American handball player

Harry William Winkler, Jr. (born April 10, 1945) is an American former Olympic handballer and retired school teacher. He was also a member of the U.S. Men's handball team at the 1972 Summer Olympics and the U.S. Men's handball team at the 1976 Summer Olympics and coached the U.S. Women’s Olympic handball team at the 1984 Olympics in Los Angeles. He retired from teaching at Forest Hill Community High School after over 30 years in 2009.

==Early life==
Winkler was born in Philadelphia. He graduated from Forest Hill High School in West Palm Beach, Florida, in 1963. Winkler attended the University of Florida. Norm Sloan recruited him from Forest Hill Community High School to play basketball for the Gators. After graduation, Winkler served as an officer in the United States Army.

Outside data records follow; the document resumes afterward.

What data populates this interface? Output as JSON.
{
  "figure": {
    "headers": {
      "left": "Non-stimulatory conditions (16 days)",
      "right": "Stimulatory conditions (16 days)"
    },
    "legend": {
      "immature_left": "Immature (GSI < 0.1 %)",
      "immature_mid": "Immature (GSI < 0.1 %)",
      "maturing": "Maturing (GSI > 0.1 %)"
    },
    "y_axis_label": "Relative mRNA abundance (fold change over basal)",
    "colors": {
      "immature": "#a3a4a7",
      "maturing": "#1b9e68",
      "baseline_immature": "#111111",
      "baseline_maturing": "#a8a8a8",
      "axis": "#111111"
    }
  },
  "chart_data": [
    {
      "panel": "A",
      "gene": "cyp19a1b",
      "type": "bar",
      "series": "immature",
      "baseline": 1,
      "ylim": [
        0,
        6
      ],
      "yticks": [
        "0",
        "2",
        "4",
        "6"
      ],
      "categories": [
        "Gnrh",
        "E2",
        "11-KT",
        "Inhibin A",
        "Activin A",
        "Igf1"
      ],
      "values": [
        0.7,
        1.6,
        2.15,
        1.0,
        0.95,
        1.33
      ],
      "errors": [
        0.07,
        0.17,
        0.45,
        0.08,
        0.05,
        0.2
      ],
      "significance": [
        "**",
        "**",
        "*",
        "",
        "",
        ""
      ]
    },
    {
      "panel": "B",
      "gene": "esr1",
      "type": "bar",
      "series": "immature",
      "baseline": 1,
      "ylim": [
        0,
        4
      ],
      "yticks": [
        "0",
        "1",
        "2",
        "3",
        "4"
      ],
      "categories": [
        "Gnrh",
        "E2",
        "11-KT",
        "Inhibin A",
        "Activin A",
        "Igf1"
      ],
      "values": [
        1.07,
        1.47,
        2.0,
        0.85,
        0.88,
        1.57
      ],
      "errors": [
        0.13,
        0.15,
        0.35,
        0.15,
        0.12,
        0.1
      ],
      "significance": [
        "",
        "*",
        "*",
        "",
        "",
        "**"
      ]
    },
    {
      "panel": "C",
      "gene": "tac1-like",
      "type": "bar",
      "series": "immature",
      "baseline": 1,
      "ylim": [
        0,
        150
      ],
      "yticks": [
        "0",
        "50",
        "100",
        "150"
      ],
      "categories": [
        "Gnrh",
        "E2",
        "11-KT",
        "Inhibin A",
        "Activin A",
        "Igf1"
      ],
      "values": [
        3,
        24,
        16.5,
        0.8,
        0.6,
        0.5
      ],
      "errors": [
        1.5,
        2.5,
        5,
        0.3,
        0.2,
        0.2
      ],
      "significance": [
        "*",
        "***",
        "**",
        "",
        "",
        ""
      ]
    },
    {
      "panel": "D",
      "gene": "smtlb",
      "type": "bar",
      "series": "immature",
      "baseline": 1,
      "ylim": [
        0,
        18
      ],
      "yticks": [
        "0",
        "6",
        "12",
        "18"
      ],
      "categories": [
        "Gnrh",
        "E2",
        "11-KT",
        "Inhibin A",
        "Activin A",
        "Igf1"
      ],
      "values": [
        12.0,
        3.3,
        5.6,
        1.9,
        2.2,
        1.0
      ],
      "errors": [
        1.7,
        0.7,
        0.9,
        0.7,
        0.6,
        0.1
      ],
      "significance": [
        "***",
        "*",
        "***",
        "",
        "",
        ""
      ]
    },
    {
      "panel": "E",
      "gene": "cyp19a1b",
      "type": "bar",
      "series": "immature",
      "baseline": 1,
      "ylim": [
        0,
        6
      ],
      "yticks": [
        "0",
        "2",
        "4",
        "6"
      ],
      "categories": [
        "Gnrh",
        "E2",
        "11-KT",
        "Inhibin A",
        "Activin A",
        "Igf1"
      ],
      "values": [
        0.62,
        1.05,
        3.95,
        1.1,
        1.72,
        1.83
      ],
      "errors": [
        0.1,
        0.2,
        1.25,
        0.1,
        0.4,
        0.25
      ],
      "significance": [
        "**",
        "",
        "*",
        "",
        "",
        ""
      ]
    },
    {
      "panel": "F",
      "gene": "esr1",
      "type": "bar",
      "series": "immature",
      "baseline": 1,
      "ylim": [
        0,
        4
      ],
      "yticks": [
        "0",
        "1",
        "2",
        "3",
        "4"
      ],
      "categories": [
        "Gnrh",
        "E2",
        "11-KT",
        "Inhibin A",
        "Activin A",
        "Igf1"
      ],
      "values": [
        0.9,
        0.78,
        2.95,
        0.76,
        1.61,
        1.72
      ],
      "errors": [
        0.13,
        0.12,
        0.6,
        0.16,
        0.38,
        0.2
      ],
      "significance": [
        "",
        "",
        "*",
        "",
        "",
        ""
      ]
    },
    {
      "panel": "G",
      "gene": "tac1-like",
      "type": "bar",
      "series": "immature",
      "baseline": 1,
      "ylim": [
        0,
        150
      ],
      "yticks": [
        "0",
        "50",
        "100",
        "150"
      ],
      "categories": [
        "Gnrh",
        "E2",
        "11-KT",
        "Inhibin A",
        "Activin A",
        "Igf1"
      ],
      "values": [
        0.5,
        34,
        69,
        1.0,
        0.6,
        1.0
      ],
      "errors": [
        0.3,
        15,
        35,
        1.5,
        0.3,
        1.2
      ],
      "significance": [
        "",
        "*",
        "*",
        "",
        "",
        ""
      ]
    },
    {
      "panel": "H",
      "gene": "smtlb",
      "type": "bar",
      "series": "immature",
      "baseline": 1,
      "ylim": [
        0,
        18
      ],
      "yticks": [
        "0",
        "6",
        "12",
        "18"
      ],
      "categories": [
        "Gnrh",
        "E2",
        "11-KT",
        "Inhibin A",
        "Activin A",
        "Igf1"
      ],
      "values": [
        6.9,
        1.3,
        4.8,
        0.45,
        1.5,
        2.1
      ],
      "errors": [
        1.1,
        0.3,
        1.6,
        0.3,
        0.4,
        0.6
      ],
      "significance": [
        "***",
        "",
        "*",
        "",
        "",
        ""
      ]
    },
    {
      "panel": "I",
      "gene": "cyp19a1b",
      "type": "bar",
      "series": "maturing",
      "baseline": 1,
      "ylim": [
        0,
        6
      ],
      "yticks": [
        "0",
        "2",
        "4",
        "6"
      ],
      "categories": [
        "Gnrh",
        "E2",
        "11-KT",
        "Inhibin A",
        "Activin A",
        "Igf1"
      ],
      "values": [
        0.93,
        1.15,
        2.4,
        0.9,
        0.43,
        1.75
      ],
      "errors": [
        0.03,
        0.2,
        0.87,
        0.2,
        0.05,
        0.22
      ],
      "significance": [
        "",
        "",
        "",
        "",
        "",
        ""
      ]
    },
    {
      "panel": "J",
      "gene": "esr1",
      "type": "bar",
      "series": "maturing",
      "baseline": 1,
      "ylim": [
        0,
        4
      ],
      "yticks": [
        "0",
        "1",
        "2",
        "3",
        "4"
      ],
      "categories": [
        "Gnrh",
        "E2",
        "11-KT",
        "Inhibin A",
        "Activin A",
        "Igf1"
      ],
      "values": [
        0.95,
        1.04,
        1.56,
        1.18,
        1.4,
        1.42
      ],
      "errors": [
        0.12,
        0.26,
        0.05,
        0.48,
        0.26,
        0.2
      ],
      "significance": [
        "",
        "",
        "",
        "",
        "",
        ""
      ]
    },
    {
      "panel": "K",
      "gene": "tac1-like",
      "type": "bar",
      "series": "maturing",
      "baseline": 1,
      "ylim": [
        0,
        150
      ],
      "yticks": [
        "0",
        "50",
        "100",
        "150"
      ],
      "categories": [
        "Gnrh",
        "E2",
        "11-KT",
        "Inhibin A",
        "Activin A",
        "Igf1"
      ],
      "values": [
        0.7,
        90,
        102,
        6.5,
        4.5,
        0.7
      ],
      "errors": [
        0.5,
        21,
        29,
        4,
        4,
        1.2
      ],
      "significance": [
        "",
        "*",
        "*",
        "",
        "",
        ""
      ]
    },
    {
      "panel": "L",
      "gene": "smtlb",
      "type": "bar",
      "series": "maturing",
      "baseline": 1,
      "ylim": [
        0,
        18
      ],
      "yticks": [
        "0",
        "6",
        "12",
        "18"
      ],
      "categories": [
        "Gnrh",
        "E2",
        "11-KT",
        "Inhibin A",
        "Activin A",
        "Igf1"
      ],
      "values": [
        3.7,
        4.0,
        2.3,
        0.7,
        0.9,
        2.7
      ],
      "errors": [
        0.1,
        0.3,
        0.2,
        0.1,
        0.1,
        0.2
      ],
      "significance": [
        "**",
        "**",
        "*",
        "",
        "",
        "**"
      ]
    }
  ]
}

It was in the Army that he learned team handball.

==Olympics==
In 1972, Winkler joined the U.S. Olympic handball team, retiring from active competition in 1977. He competed in the 1972 and 1976 Summer Olympics.

==Honors==
In 1963, he was named "Athlete of the Week" by WPEC-TV. In 1981, he was inducted into the Palm Beach County Sports Hall of Fame. He was cited for his achievements in basketball, track, and team handball.